Alexander Ankar1, Jonathan Yarimi1, Meagan Newell1, Varun Kannan1, Daniel Davila-Williams1, Nikita Shukla1, Sarah Risen1
1Baylor College of Medicine/Texas Children's Hospital
Objective:
To describe two rare cases of MOG-Ab Disease presenting with status epilepticus in pediatric patients.
Background:
Myelin oligodendrocyte glycoprotein (MOG) antibody-associated disease is associated with conditions such as optic neuritis and acute disseminated encephalomyelitis. A newer entity of fluid-attenuated inversion recovery (FLAIR) imaging with hyperintense cortical lesions in MOG associated encephalitis with seizures (FLAMES) has also been described. These patients typically present with fevers, headaches and seizures in adulthood. Here, we describe two pediatric patients presenting in status epilepticus with diagnoses of FLAMES.
Design/Methods:
Retrospective analyses of two cases were performed.
Results:
A 5-year-old male presented with three days of fevers, headaches, and vomiting with new onset seizures. MRI showed left hemispheric leptomeningeal enhancement without diffusion restriction. Cerebrospinal fluid (CSF) analysis was unremarkable and infectious testing was negative. He subsequently developed nonconvulsive focal status epilepticus. Repeat MRI showed FLAIR hyperintense lesions with diffusion restriction involving the left hemispheric cortex. Serum MOG-IgG titers were elevated. He was treated with high-dose steroids and improved.

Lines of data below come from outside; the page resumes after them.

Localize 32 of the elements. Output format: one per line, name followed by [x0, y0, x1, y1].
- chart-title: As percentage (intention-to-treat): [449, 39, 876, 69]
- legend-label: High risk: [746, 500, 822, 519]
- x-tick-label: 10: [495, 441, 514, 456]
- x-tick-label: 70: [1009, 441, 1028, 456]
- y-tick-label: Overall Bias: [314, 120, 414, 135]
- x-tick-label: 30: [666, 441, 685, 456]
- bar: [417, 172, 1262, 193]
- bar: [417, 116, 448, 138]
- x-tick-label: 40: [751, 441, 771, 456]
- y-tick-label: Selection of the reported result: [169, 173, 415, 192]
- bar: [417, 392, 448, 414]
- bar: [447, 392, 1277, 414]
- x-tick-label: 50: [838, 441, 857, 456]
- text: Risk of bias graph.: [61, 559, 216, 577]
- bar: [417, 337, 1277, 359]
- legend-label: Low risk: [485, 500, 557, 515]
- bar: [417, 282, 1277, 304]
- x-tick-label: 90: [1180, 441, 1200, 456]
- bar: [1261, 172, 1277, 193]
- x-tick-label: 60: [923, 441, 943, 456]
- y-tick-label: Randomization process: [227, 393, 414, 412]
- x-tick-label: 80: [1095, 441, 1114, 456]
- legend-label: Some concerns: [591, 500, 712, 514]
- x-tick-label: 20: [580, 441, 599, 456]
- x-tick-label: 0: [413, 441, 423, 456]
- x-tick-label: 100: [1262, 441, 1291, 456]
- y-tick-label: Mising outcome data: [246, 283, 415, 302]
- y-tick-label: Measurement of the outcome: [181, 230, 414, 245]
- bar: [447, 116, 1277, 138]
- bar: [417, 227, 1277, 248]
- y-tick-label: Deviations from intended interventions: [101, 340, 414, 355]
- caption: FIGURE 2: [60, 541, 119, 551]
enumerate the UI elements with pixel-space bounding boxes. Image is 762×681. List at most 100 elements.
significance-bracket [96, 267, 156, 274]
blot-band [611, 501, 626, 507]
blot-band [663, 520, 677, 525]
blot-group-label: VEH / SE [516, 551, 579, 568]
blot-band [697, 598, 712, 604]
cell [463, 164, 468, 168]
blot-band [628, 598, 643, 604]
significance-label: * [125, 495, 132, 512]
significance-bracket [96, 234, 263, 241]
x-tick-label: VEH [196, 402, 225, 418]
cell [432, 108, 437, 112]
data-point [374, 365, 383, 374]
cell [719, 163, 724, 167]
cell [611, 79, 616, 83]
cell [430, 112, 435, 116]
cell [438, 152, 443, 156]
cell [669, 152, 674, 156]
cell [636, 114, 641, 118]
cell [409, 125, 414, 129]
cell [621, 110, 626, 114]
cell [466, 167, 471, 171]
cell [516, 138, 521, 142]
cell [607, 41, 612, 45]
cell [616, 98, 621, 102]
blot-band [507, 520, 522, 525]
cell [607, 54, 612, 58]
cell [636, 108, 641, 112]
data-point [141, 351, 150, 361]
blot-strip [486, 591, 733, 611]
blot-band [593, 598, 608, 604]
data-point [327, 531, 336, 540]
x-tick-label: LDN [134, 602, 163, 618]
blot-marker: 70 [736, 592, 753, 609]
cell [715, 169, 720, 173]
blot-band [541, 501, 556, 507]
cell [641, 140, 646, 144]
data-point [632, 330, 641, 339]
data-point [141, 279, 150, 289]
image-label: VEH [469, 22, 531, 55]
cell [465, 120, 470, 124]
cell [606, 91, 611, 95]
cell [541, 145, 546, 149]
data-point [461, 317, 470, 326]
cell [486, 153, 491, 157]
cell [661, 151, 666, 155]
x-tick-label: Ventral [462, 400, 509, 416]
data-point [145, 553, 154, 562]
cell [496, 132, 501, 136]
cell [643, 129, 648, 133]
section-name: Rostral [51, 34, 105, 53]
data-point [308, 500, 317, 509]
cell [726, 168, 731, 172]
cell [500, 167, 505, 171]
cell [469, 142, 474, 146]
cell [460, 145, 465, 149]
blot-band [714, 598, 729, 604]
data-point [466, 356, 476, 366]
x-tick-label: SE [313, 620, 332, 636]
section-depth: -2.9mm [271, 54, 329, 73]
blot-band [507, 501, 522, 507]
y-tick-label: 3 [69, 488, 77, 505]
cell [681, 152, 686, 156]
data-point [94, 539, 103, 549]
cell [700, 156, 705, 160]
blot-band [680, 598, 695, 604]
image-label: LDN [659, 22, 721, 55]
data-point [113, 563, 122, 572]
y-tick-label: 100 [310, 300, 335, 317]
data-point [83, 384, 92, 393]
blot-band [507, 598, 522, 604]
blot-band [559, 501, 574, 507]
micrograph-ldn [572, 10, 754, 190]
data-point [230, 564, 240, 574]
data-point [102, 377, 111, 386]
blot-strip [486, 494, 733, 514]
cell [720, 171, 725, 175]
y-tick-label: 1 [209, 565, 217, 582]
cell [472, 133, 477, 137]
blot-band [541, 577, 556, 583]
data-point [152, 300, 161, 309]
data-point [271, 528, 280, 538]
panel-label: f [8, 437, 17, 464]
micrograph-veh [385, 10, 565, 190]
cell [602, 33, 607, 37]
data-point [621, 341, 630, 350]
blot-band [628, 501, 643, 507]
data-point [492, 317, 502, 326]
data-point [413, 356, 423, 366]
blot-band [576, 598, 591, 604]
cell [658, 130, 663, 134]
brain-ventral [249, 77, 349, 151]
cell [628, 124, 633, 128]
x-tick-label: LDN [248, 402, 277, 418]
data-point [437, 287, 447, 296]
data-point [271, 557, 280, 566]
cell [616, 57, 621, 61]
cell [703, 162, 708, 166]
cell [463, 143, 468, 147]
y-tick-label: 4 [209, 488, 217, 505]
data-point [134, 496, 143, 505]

Similarly, a 2-year-old male presented with four days of fevers, headaches, and vomiting with new onset seizures. He also developed nonconvulsive focal status epilepticus. His seizures were refractory to midazolam infusion and required pentobarbital. CSF analysis showed an elevated white blood cell count with a lymphocytic predominance and negative infectious testing. MRI showed bilateral cortical FLAIR hyperintensities with diffusion restriction. He was treated with high-dose steroids given concerns for an inflammatory etiology. Serum MOG-IgG titers were elevated, after which he was treated with another course of steroids and intravenous immune globulin (IVIg) with improvement.
Conclusions:
FLAMES is a rare entity with core clinical features that typically occurs in adulthood. However, pediatric FLAMES can have fulminant presentations, including status epilepticus and refractory status epilepticus. Awareness of pediatric FLAMES and early MOG testing can lead to faster recognition and quicker treatment times with immunotherapies.